Physical abuse is the most discussed form of domestic violence mainly because it is often visible to the naked eye. However, because abuse is not about the “loss of control” as it is about “demanding control”, there are many other forms of abuse used to gain control such as: sexual, verbal, psychological, spiritual, economic and social.
Women going through the process of leaving their abusers, like women leaving non‐violent partners, experience grief during and at the termination of their relationship, even if they feel relief at the cessation of violence. Survivors of domestic violence are grieving for multiple losses, many of which still go unrecognized and unacknowledged.

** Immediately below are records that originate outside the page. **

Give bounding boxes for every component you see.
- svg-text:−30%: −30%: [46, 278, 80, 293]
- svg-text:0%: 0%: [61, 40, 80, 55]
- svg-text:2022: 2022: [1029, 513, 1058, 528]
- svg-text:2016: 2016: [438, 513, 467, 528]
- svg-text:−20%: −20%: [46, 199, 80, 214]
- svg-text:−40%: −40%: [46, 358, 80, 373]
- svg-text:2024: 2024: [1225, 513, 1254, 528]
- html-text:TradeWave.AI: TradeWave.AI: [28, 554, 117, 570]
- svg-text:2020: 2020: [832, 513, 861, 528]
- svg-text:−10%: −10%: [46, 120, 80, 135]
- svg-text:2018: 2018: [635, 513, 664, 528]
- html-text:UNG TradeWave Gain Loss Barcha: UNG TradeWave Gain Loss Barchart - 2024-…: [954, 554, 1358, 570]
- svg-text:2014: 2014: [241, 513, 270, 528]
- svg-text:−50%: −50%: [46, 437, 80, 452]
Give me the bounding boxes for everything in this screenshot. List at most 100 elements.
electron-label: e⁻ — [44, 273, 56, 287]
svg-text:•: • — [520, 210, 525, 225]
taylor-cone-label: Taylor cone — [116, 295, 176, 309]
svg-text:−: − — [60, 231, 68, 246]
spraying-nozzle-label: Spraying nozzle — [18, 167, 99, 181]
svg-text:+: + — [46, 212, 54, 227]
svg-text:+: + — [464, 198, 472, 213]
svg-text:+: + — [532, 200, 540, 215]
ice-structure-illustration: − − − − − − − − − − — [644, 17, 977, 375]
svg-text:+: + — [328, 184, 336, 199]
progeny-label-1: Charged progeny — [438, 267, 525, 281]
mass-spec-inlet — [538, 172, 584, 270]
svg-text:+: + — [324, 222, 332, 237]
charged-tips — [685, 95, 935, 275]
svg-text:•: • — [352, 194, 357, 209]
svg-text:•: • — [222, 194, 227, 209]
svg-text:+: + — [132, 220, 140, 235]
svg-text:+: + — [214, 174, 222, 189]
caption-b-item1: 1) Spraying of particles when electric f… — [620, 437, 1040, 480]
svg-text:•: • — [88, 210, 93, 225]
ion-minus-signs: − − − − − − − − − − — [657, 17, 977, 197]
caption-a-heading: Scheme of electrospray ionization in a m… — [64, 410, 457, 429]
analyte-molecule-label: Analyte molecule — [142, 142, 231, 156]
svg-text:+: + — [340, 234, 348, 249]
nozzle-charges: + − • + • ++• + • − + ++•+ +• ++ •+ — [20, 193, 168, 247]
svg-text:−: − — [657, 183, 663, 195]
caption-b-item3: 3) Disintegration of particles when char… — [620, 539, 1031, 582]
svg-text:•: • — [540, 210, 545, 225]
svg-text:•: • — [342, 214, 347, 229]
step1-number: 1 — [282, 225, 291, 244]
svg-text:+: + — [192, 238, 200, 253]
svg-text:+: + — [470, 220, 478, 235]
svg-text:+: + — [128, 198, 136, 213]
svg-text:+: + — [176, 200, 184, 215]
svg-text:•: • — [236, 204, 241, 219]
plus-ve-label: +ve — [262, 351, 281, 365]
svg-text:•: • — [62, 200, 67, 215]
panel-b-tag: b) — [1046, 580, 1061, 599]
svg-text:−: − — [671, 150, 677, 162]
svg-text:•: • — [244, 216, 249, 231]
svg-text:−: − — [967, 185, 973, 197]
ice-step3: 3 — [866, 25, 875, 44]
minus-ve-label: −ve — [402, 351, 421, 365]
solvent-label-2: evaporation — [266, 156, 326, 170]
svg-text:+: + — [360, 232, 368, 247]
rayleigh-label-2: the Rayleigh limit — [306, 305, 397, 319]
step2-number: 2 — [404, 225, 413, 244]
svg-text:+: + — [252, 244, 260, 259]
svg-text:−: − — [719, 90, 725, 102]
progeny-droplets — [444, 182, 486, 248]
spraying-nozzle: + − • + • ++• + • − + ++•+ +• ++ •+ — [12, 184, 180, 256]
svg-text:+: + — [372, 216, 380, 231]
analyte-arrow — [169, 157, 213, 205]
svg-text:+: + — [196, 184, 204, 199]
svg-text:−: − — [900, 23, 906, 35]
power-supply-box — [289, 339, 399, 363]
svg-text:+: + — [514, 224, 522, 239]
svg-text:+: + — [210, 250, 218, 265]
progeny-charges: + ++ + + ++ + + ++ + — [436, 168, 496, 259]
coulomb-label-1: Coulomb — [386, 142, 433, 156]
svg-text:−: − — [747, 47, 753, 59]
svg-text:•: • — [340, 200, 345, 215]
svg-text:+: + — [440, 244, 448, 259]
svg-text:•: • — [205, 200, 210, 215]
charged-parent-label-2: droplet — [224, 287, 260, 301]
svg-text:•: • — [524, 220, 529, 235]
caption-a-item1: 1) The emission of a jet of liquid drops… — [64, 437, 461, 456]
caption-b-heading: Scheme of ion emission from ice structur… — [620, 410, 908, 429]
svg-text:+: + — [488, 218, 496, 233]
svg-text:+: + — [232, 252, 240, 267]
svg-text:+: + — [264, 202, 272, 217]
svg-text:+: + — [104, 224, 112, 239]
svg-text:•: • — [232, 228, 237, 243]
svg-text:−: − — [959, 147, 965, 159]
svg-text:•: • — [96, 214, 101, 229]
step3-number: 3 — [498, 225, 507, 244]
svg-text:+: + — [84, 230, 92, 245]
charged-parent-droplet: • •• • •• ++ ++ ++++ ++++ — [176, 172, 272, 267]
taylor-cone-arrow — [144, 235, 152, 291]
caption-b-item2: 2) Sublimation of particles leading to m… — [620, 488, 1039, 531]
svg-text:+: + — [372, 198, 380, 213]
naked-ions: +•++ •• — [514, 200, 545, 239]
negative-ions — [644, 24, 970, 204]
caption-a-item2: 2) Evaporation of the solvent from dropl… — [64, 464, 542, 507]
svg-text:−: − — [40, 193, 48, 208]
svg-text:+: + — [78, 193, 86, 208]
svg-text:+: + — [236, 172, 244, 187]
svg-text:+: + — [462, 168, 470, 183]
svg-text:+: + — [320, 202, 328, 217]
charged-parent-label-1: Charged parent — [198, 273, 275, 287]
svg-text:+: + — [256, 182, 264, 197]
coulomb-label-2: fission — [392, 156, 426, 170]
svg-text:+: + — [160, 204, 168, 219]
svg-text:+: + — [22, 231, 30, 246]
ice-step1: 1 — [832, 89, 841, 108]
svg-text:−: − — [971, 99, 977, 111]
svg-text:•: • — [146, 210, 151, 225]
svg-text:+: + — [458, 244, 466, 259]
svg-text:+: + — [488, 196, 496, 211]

Losses which are grieved may include any, or all of the following:
The parent you were supposed to be
The life your children were supposed to live
The future you expected to have
The way it was
The way you wish it had been
The person you thought they were
The career or house you had
The person you expected them to be
The relationship you deserved to have
The life you were supposed to lead
The person that you were before the abuse
The person you wish you had been the first time the abuse happened
The loss of Family and Friends
Breaking the isolation of domestic violence by seeking counseling and support from friends and family can help survivors to move forward. Counseling sessions provide a safe and confidential environment for survivors to express their feelings, thoughts and fears. Counselors are nonjudgmental third-party advisors who listen and can help survivors work through the things that they are experiencing.